Met Life and the Death Master Data File: Snoopy Made a $500 Million Oopsie

Recent news came out this week that Met Life (Metropolitan Life, for those not into the whole brevity thing) will pay about $500 million in a settlement over the whole Death Master File incident.  What does this mean?  Why are they being fined/sued?  Should you stay away from Met Life as a result?  We're going to tackle all of this today.

Met Life 

What Did Met Life Do Wrong?

According to reports filed, Met Life accessed information concerning policy holders in the Social Security Death Master File (also known as the Social Security Death Index), which is a database of all claims filed with the Social Security Office concerning deaths of individuals with a U.S. Social Security Number.  One typically reports a death to the Social Security office in order to obtain the Social Security Lump Sum Death Benefit (currently $255).  Typically this report is filed by a funeral home.  The database contains the following attributes for each record:

  1. First Name
  2. Middle Initial (on all records generated since the 90's)
  3. Last Name (Surname)
  4. Date of Birth
  5. Date of Death
  6. Social Security Number
  7. Sate and year in which the Social Security Number was issued
  8. Last zip code of the deceased
  9.  Zip code where Lump Sum Benefit was sent

The database is a public document and is accessed by payment to the National Technical Information Service.

There are a lot of different uses for the database, and generally it is used as an anti identity theft measure.  The claim against Met Life is that they queried the database for information on policy holders and, despite knowing they had died,  never paid the appropriate proceeds to the their intended beneficiaries.  In addition, Met Life is also in violation of Unclaimed Property laws in certain states who are now claiming Met Life knew the policy holders had passed away and failed to forward the funds to the proper authorities.

So Did Met Life Actually do anything Wrong?

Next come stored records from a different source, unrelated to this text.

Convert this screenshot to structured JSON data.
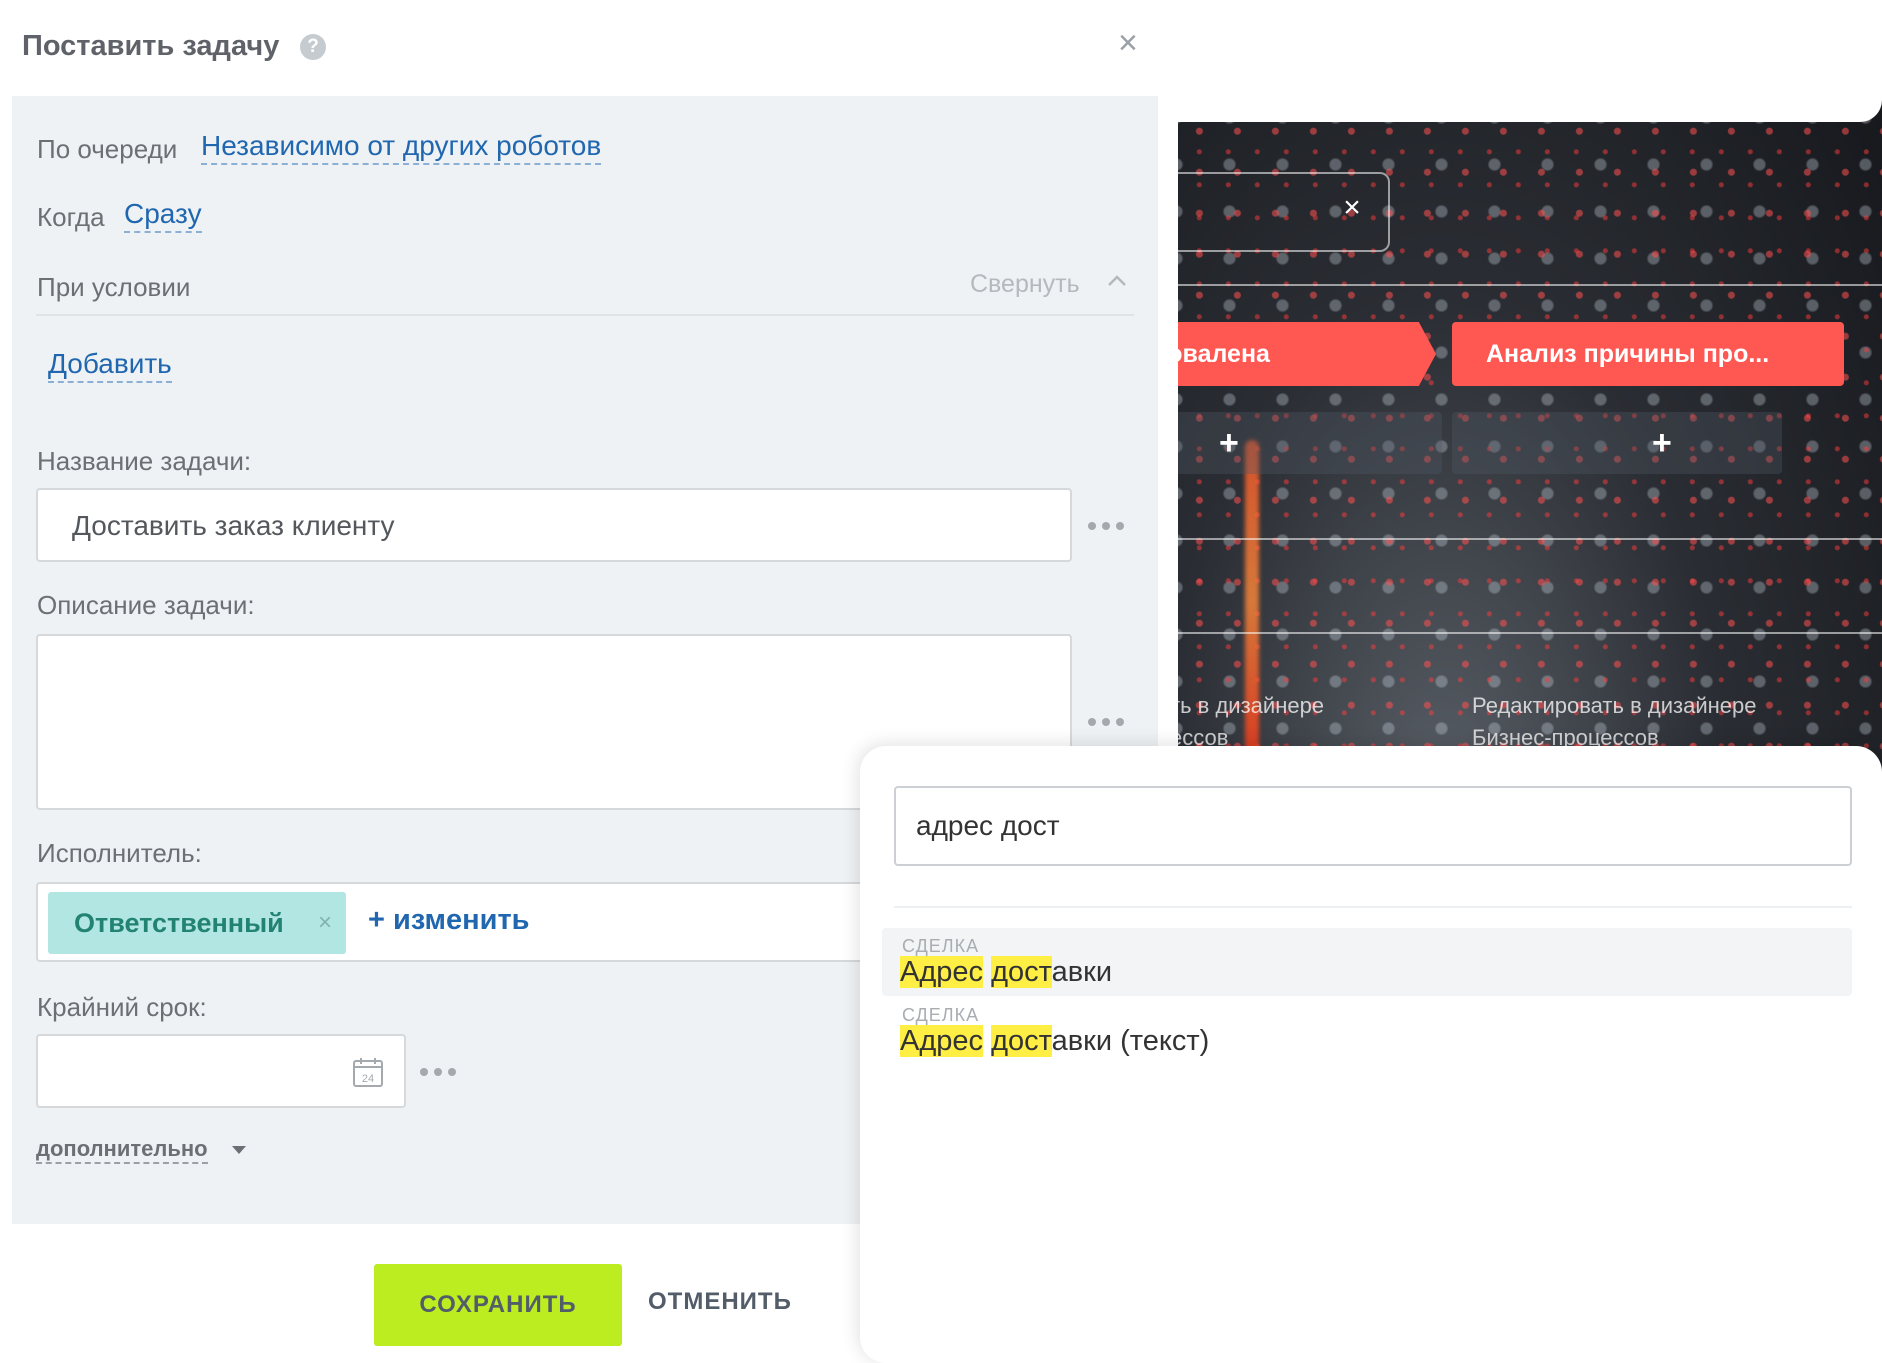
{
  "dialog": {
    "title": "Поставить задачу",
    "help_icon": "question-circle-icon",
    "close_icon": "close-icon"
  },
  "order": {
    "label": "По очереди",
    "value": "Независимо от других роботов"
  },
  "when": {
    "label": "Когда",
    "value": "Сразу"
  },
  "condition": {
    "label": "При условии",
    "collapse_label": "Свернуть",
    "add_label": "Добавить"
  },
  "task_name": {
    "label": "Название задачи:",
    "value": "Доставить заказ клиенту"
  },
  "task_description": {
    "label": "Описание задачи:",
    "value": ""
  },
  "assignee": {
    "label": "Исполнитель:",
    "tag": "Ответственный",
    "change_label": "+ изменить"
  },
  "deadline": {
    "label": "Крайний срок:",
    "value": "",
    "calendar_day": "24"
  },
  "more_label": "дополнительно",
  "buttons": {
    "save": "СОХРАНИТЬ",
    "cancel": "ОТМЕНИТЬ"
  },
  "search_popup": {
    "query": "адрес дост",
    "results": [
      {
        "category": "СДЕЛКА",
        "hl1": "Адрес",
        "sp": " ",
        "hl2": "дост",
        "rest": "авки"
      },
      {
        "category": "СДЕЛКА",
        "hl1": "Адрес",
        "sp": " ",
        "hl2": "дост",
        "rest": "авки (текст)"
      }
    ]
  },
  "background": {
    "stage_1": "ровалена",
    "stage_2": "Анализ причины про...",
    "edit_1_line1": "ть в дизайнере",
    "edit_1_line2": "ессов",
    "edit_2_line1": "Редактировать в дизайнере",
    "edit_2_line2": "Бизнес-процессов"
  },
  "colors": {
    "accent_link": "#2067b0",
    "save_button": "#bbed21",
    "stage_red": "#ff5752",
    "tag_bg": "#b2e6e2",
    "highlight": "#ffef45"
  }
}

The answer to that questions is more matter of opinion.  Currently it would seem to be the case enough people to think they did indeed do something wrong, and this is why they will be dolling out about a half billion dollars to settle claims filed against them.  The exact reason they accessed the database could be explained away with countless purposes  and I'm sure Met Life would tell us it had nothing to do with checking on the living status of their policy holders (to do otherwise would likely mean admitting fault).

Still this sets a tricky precedent for other companies in the future.  Prudential Financial has also been caught up in this issue, and these companies do use this database to check identities to ensure someone isn't trying to use someone's ID for illegal insurance purchase purposes.

Is this a Sign that I should Stay Away

No probably not, and if you are talking with an agent who is making that suggestion based solely on this fact, he or she might be violating certain laws or contractual obligations with other insurance carriers.  $500 million, while a lot of money, is nothing compared to the problem Prudential Financial found itself in during the mid 90's.  Met is still the largest life insurer in the United States and has superlative financial ratings.  On top of that the $500 million is eclipsed by the $6.7 billion in net income they earned last year.  They announce earning for Q1 this Friday and I'd predict they've already cleared well over $500 million in net income for the year.

However for those who look at this and coil ready to flame the life insurance industry, let's take a moment to highlight the importance of forging a good relationship with an agent.  A lot of unclaimed death benefits could be avoided if people worked with agents who kept tabs on thing (you could remove those last 5 words and still have a powerful sentence that would improve most people's financial lives incredibly).  Owning a policy no one else knows about, or not taking the time to understand what kind of benefits you have through an employer plan is a move that you make at your own (or your family's) peril.

It's a black eye, and an embarrassing one at that.  But far worse offenses have been committed resulting in much larger sums of restitution.  According to their own account they paid out almost $35.5 billion in policy holder benefits and claims in 2011.  Big names like Met Life will always attract this sort of attention.  There are other offenders, and some will probably slide under the radar because they don't have the potential in terms of pay day from a law suit.

So, still a quality company that we can reasonably expect to do the right thing.  Met Life just needs to deal with some bad press and correct their error, shouldn't be a problem for a company in the business of indemnifying losses.